Salvatore Aronica mastica amaro dopo aver visto il suo Trapani perdere nettamente il derby sul campo del Catania. Pessima serata per la formazione granata, sovrastati in lungo e in largo dai rivali regionali. E così è maturato un 4-0 sul quale c’è davvero ben poco da dire, vista la superiorità dimostrata dai padroni di casa. Gli ospiti allungano la propria striscia di risultati negativi, e soprattutto sono definitivamente risucchiati nella lotta tra playout e zona retrocessione.
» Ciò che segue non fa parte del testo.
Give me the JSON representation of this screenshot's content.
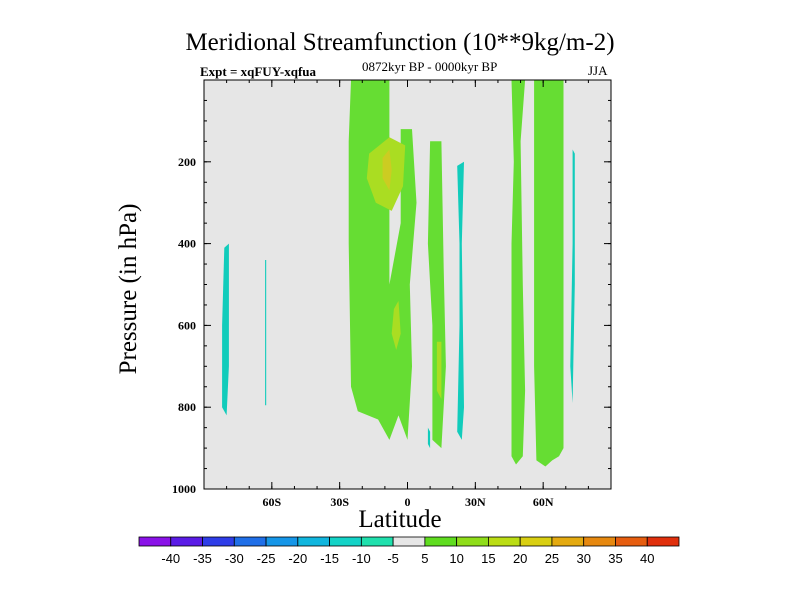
{
  "chart_data": {
    "type": "contour",
    "title": "Meridional Streamfunction (10**9kg/m-2)",
    "subtitle_left": "Expt = xqFUY-xqfua",
    "subtitle_center": "0872kyr BP - 0000kyr BP",
    "subtitle_right": "JJA",
    "xlabel": "Latitude",
    "ylabel": "Pressure (in hPa)",
    "xlim": [
      -90,
      90
    ],
    "ylim": [
      1000,
      0
    ],
    "x_ticks": [
      {
        "value": -60,
        "label": "60S"
      },
      {
        "value": -30,
        "label": "30S"
      },
      {
        "value": 0,
        "label": "0"
      },
      {
        "value": 30,
        "label": "30N"
      },
      {
        "value": 60,
        "label": "60N"
      }
    ],
    "y_ticks": [
      {
        "value": 200,
        "label": "200"
      },
      {
        "value": 400,
        "label": "400"
      },
      {
        "value": 600,
        "label": "600"
      },
      {
        "value": 800,
        "label": "800"
      },
      {
        "value": 1000,
        "label": "1000"
      }
    ],
    "colorbar": {
      "levels": [
        "-40",
        "-35",
        "-30",
        "-25",
        "-20",
        "-15",
        "-10",
        "-5",
        "5",
        "10",
        "15",
        "20",
        "25",
        "30",
        "35",
        "40"
      ],
      "colors": [
        "#8a12e8",
        "#5a1be6",
        "#2e3de8",
        "#1f6fe8",
        "#1596e8",
        "#10b6de",
        "#13d3c7",
        "#1fe0ad",
        "#e6e6e6",
        "#5fdc1f",
        "#8fdd19",
        "#bbdd14",
        "#d9cf12",
        "#e4aa10",
        "#e6880f",
        "#e65d0f",
        "#e02f0c"
      ]
    },
    "regions": [
      {
        "name": "green-band-southern-subtropics",
        "level_color": "#66dd33",
        "points": [
          [
            -25,
            0
          ],
          [
            -8,
            0
          ],
          [
            -8,
            500
          ],
          [
            -3,
            350
          ],
          [
            -3,
            120
          ],
          [
            2,
            120
          ],
          [
            4,
            300
          ],
          [
            1,
            500
          ],
          [
            2,
            700
          ],
          [
            0,
            880
          ],
          [
            -4,
            820
          ],
          [
            -8,
            880
          ],
          [
            -13,
            830
          ],
          [
            -22,
            810
          ],
          [
            -25,
            750
          ],
          [
            -26,
            400
          ],
          [
            -26,
            150
          ]
        ]
      },
      {
        "name": "lime-core-upper",
        "level_color": "#aadd22",
        "points": [
          [
            -17,
            180
          ],
          [
            -8,
            140
          ],
          [
            -1,
            160
          ],
          [
            -2,
            260
          ],
          [
            -7,
            320
          ],
          [
            -14,
            300
          ],
          [
            -18,
            240
          ]
        ]
      },
      {
        "name": "yellow-core-center",
        "level_color": "#cccc22",
        "points": [
          [
            -11,
            190
          ],
          [
            -8,
            170
          ],
          [
            -7,
            220
          ],
          [
            -8,
            270
          ],
          [
            -11,
            240
          ]
        ]
      },
      {
        "name": "lime-core-lower",
        "level_color": "#aadd22",
        "points": [
          [
            -6,
            560
          ],
          [
            -4,
            540
          ],
          [
            -3,
            620
          ],
          [
            -5,
            660
          ],
          [
            -7,
            620
          ]
        ]
      },
      {
        "name": "green-band-northern-tropics",
        "level_color": "#66dd33",
        "points": [
          [
            10,
            150
          ],
          [
            15,
            150
          ],
          [
            16,
            460
          ],
          [
            17,
            700
          ],
          [
            15,
            900
          ],
          [
            11,
            880
          ],
          [
            11,
            600
          ],
          [
            9,
            400
          ]
        ]
      },
      {
        "name": "lime-core-northern-tropics",
        "level_color": "#aadd22",
        "points": [
          [
            13,
            640
          ],
          [
            15,
            640
          ],
          [
            15,
            780
          ],
          [
            13,
            760
          ]
        ]
      },
      {
        "name": "teal-band-northern-tropics",
        "level_color": "#11ccbb",
        "points": [
          [
            22,
            210
          ],
          [
            25,
            200
          ],
          [
            24,
            400
          ],
          [
            25,
            800
          ],
          [
            24,
            880
          ],
          [
            22,
            860
          ],
          [
            23,
            600
          ],
          [
            23,
            400
          ]
        ]
      },
      {
        "name": "green-band-northern-midlatitudes",
        "level_color": "#66dd33",
        "points": [
          [
            46,
            0
          ],
          [
            52,
            0
          ],
          [
            50,
            150
          ],
          [
            51,
            500
          ],
          [
            52,
            760
          ],
          [
            51,
            920
          ],
          [
            48,
            940
          ],
          [
            46,
            920
          ],
          [
            46,
            700
          ],
          [
            46,
            400
          ],
          [
            47,
            200
          ]
        ]
      },
      {
        "name": "green-band-northern-high-latitudes",
        "level_color": "#66dd33",
        "points": [
          [
            56,
            0
          ],
          [
            69,
            0
          ],
          [
            69,
            900
          ],
          [
            67,
            920
          ],
          [
            64,
            930
          ],
          [
            61,
            945
          ],
          [
            57,
            930
          ],
          [
            56,
            700
          ],
          [
            56,
            400
          ],
          [
            56,
            150
          ]
        ]
      },
      {
        "name": "teal-sliver-northern-high-latitudes",
        "level_color": "#11ccbb",
        "points": [
          [
            73,
            170
          ],
          [
            74,
            180
          ],
          [
            74,
            500
          ],
          [
            73,
            790
          ],
          [
            72,
            700
          ],
          [
            73,
            400
          ]
        ]
      },
      {
        "name": "teal-band-southern-high-latitudes",
        "level_color": "#11ccbb",
        "points": [
          [
            -81,
            410
          ],
          [
            -79,
            400
          ],
          [
            -79,
            700
          ],
          [
            -80,
            820
          ],
          [
            -82,
            800
          ],
          [
            -82,
            600
          ]
        ]
      },
      {
        "name": "teal-sliver-southern-high-latitudes",
        "level_color": "#11ccbb",
        "points": [
          [
            -63,
            440
          ],
          [
            -62.5,
            440
          ],
          [
            -62.5,
            795
          ],
          [
            -63,
            795
          ]
        ]
      },
      {
        "name": "teal-speck-equator",
        "level_color": "#11ccbb",
        "points": [
          [
            9,
            850
          ],
          [
            10,
            860
          ],
          [
            10,
            900
          ],
          [
            9,
            890
          ]
        ]
      }
    ]
  }
}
Aronica commenta Catania – Trapani
Queste le parole con cui Salvatore Aronica commenta il derby perso malamente dal suo Trapani a Catania. “Per noi è una sconfitta pesantissima. Mi aspettavo un Catania del genere, che avesse tutta l’intenzione di fare la partita e di vincerla. Sappiamo che gli obiettivi sono diversi rispetto ai nostri, mi aspettavo la veemenza del Catania. Noi siamo venuti meno in alcuni frangenti, anche se abbiamo avuto la possibilità di rientrare in partita. C’è da lavorare, analizzare e rimettersi in campo, dobbiamo cambiare atteggiamento. Bisogna avere un piglio diverso”.
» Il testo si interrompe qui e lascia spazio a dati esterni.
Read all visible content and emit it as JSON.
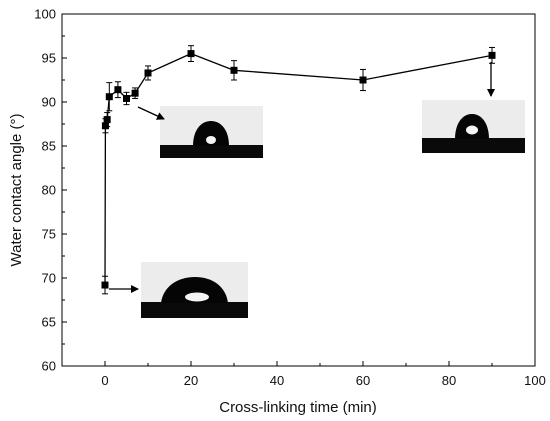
{
  "chart_data": {
    "type": "scatter",
    "xlabel": "Cross-linking time (min)",
    "ylabel": "Water contact angle (°)",
    "xlim": [
      -10,
      100
    ],
    "ylim": [
      60,
      100
    ],
    "xticks": [
      0,
      20,
      40,
      60,
      80,
      100
    ],
    "yticks": [
      60,
      65,
      70,
      75,
      80,
      85,
      90,
      95,
      100
    ],
    "grid": false,
    "connected": true,
    "marker": "square",
    "series": [
      {
        "x": [
          0,
          0.1,
          0.5,
          1,
          3,
          5,
          7,
          10,
          20,
          30,
          60,
          90
        ],
        "y": [
          69.2,
          87.3,
          88.0,
          90.6,
          91.4,
          90.4,
          91.0,
          93.3,
          95.5,
          93.6,
          92.5,
          95.3
        ],
        "err": [
          1.0,
          0.8,
          0.8,
          1.6,
          0.9,
          0.7,
          0.6,
          0.8,
          0.9,
          1.1,
          1.2,
          0.9
        ]
      }
    ],
    "insets": [
      {
        "name": "droplet-inset-0min",
        "x": 0,
        "y": 69.2
      },
      {
        "name": "droplet-inset-5min",
        "x": 5,
        "y": 90.4
      },
      {
        "name": "droplet-inset-90min",
        "x": 90,
        "y": 95.3
      }
    ]
  },
  "colors": {
    "line": "#000000",
    "marker": "#000000",
    "droplet_bg": "#ececec",
    "droplet": "#050505",
    "reflection": "#f4f4f4"
  }
}
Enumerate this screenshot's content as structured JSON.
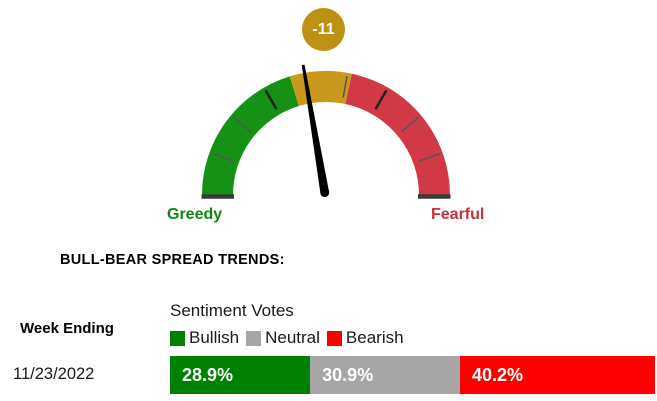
{
  "gauge": {
    "badge": "-11",
    "needle_angle_deg": -9.6,
    "left_label": "Greedy",
    "right_label": "Fearful",
    "colors": {
      "green": "#159115",
      "gold": "#c8991d",
      "red": "#d13a44",
      "badge_bg": "#bd9214",
      "badge_text": "#ffffff",
      "tick": "#555555",
      "tick_major": "#222222",
      "end_cap": "#3a3a3a",
      "needle": "#000000",
      "greedy_label": "#118611",
      "fearful_label": "#c5323c"
    }
  },
  "trends": {
    "heading": "BULL-BEAR SPREAD TRENDS:",
    "week_ending_label": "Week Ending",
    "legend_title": "Sentiment Votes",
    "legend": [
      {
        "label": "Bullish",
        "color": "#008000"
      },
      {
        "label": "Neutral",
        "color": "#a6a6a6"
      },
      {
        "label": "Bearish",
        "color": "#ff0000"
      }
    ],
    "row": {
      "week_ending": "11/23/2022",
      "segments": [
        {
          "name": "bullish",
          "label": "28.9%",
          "pct": 28.9,
          "color": "#008000"
        },
        {
          "name": "neutral",
          "label": "30.9%",
          "pct": 30.9,
          "color": "#a6a6a6"
        },
        {
          "name": "bearish",
          "label": "40.2%",
          "pct": 40.2,
          "color": "#ff0000"
        }
      ]
    }
  },
  "chart_data": [
    {
      "type": "gauge",
      "title": "Sentiment gauge (Bull-Bear Spread)",
      "value": -11,
      "badge_label": "-11",
      "end_labels": [
        "Greedy",
        "Fearful"
      ],
      "zones": [
        {
          "name": "greedy",
          "color": "#159115",
          "span_deg_from_vertical": [
            -90,
            -17
          ]
        },
        {
          "name": "neutral",
          "color": "#c8991d",
          "span_deg_from_vertical": [
            -17,
            12
          ]
        },
        {
          "name": "fearful",
          "color": "#d13a44",
          "span_deg_from_vertical": [
            12,
            90
          ]
        }
      ],
      "needle_angle_deg_from_vertical": -9.6
    },
    {
      "type": "bar",
      "stacked": true,
      "orientation": "horizontal",
      "title": "Sentiment Votes",
      "categories": [
        "11/23/2022"
      ],
      "series": [
        {
          "name": "Bullish",
          "values": [
            28.9
          ],
          "color": "#008000"
        },
        {
          "name": "Neutral",
          "values": [
            30.9
          ],
          "color": "#a6a6a6"
        },
        {
          "name": "Bearish",
          "values": [
            40.2
          ],
          "color": "#ff0000"
        }
      ],
      "unit": "%",
      "xlim": [
        0,
        100
      ],
      "legend_position": "top"
    }
  ]
}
Il Trapani ha cercato di giocare a viso aperto, senza fare barricate. Aronica ha parlato tra le altre cose anche del gesto fatto prima della partita, per onorare Orazio Russo: “Abbiamo giocato la partita pur sapendo la superiorità del Catania rispetto a noi. Loro hanno dimostrato di avere qualcosa in più. Era doveroso ricordare Orazio Russo, abbiamo disputato diverse battaglie da avversari e ho un ricordo indelebile. Il Catania e Catania hanno perso un grande uomo e uno sportivo, fa rabbia, quindi come società abbiamo reso omaggio alla famiglia e a lui”.
LEGGI ANCHE -> Catania-Trapani, pagelle: Casasola devastante, altra gara da dimenticare per Benedetti
Arrivano tanti complimenti per il Trapani di Aronica. Il tecnico commenta così la gestione della squadra, anche in base dei futuri avvenimenti extra-campo: “Fa parte del mio DNA lottare fino alla fine e cercare di portare la barca fino in fondo. Avremmo avuto una posizione importante senza la penalizzazione, ma i ragazzi devono switchare. Non ci giochiamo i playoff ma dobbiamo lottare e salvarci. Dobbiamo ripartire, abbiamo sabato uno scontro diretto. Ho già parlato con i ragazzi in spogliatoio, domani faremo il punto della situazione. Nessuno mollerà, lotteremo finchè non raggiungeremo la salvezza. Chiunque non sposi la causa verrà messo da parte, non è possibile collezionare altre sconfitte e goleade, anche se davanti abbiamo avuto Benevento e Catania”.